In the village of Shatili, contact Mzia Tziklauri (599 80 73 80).
In Shatili, Mikheil Chincharauli or Eliso (595 00 83 81).
In Shatili, Zhuzhuna Chincharauli (599 20 32 08).
In Korsha, Berdia Arabuli (599 71 11 56) or Marina Gigauri (577 34 84 35).
In Barisakho, Lela Gaburi (599 49 18 22).
In Gudani, Dzila Chincharauli (593 30 11 70).
In Roshka, Shota Tziklauri (599 39 97 89).
Your guide will also tell other unbelievable stories about friendship and enmity, death and life in Khevsureti.
Where to stay overnight?
Family-run hotels are found in both Piraketa Khevsureti (Barisakho, Korsha, Chirdili, Roshka, Gudani, and Khakhmati) and Pirikita Khevsureti (Shatili and Ardoti).
In Shatili, pretty much every family is eager to host guests. There are several family-run hotels housed in cottages and homes in New Shatili on a hill above the old settlement. Spending a night in a tower will make your experience doubly exotic.

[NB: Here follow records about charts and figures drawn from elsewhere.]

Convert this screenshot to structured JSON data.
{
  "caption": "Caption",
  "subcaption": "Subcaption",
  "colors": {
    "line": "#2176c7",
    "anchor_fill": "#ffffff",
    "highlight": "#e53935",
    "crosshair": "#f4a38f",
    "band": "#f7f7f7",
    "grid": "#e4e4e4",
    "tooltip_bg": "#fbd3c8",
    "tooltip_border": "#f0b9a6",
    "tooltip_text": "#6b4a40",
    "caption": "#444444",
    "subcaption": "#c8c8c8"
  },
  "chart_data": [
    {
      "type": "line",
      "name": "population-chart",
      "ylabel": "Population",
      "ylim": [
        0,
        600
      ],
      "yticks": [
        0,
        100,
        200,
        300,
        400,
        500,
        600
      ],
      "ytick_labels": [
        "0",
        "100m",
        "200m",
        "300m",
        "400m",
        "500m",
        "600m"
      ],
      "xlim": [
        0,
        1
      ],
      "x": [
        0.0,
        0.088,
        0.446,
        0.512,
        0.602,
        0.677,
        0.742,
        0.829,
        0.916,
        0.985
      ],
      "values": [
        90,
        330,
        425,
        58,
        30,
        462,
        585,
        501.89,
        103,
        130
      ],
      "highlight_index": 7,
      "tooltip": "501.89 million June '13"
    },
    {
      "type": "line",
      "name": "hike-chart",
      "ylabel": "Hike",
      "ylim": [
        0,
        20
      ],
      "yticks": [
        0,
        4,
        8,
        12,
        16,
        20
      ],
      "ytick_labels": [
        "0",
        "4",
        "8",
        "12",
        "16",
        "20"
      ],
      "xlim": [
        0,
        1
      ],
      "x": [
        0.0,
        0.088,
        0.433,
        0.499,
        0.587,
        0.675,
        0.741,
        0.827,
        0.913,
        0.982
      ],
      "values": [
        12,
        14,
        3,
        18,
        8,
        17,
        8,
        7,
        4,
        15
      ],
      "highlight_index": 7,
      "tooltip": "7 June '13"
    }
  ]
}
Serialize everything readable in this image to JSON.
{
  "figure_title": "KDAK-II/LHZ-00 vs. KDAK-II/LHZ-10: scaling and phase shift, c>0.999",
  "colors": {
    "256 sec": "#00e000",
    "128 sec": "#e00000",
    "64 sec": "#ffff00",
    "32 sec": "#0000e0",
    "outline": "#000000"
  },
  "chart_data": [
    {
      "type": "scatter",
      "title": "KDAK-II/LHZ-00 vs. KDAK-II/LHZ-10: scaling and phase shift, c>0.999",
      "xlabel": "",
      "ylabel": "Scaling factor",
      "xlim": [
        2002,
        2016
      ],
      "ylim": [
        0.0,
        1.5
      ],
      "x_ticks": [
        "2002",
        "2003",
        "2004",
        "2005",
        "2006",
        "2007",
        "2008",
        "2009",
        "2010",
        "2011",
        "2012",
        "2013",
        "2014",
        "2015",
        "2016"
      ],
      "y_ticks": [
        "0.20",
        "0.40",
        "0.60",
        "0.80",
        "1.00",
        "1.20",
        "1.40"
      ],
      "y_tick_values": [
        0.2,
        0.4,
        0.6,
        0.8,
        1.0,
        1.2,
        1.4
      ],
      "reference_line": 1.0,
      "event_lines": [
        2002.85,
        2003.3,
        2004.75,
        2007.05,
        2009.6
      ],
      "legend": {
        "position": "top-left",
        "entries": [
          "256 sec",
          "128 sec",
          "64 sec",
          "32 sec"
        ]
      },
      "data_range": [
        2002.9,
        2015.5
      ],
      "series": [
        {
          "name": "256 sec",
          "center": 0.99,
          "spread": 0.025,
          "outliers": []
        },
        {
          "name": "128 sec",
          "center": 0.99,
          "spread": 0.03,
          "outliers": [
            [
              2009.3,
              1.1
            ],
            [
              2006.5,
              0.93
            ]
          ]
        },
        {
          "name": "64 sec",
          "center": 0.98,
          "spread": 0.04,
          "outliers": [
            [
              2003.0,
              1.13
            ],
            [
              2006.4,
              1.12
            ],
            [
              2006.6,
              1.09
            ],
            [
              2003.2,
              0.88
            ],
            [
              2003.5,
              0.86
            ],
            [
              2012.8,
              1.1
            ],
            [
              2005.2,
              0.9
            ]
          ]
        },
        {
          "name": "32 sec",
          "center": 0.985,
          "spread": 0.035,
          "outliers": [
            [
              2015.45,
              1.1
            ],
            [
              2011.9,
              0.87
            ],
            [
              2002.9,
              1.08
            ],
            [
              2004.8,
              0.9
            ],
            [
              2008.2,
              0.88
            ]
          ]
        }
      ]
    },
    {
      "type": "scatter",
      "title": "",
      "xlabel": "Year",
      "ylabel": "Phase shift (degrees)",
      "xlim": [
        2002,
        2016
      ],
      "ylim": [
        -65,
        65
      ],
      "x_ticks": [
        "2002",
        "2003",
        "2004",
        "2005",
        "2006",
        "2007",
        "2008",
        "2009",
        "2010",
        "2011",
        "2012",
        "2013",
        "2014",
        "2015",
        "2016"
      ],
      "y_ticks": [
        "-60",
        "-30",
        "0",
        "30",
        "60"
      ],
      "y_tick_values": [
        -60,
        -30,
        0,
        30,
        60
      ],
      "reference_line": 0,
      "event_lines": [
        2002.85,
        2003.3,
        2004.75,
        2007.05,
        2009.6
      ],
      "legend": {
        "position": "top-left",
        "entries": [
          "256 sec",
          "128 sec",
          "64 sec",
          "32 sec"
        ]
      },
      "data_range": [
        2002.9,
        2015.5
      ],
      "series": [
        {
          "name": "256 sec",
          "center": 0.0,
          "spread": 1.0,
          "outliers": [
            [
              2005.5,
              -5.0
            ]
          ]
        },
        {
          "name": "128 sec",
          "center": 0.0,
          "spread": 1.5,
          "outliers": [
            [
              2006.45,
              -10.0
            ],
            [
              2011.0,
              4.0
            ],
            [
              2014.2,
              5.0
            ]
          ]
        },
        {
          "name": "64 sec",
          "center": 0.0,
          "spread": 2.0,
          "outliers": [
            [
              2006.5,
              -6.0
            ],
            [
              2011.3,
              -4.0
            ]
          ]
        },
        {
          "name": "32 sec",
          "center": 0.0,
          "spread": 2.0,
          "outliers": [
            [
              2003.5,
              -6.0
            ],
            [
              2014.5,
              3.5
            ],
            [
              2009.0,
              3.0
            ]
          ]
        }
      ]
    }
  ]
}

There are several camping sites in Khevsureti (in Chirdili, near Mutso) where you go team-camping in tents. On the other hand, you can set up your tent anywhere you please, and nobody will object, unless you are on holy ground or near a shrine. So be on the lookout for crosses or other religious symbols.
An overnight stay costs 20-30 GEL. A longer stay with two or three meals a day will cost you 40-70 GEL (for details, you can contact hoteliers).
Web: Information about hotels online is only available in Georgian at khevsureti.ge/hotels
Keep in mind that no markets or public restrooms operate on the road to Khevsureti above the village of Korsha.
Last year, a café-like outdoor booth was set up to treat guests with tea, coffee, and beer.
Generally, there are no restaurants or other similar functioning outlets. On the other hand, you can order khinkali dumplings or a full meal in the khinkali diners (Vazha Tsitskolauri’s establishment near Magharoskari or the Ubedurski diner at the Chargali turn) or family-run hotels along the road to Pshavi.
Khinkali dumplings are the most popular dish. Local hosts will also treat you to equally delicious khachapuri cheese bread and ketseuli meat-stuffed double-crust pies, also to locally produced honey and dairy products.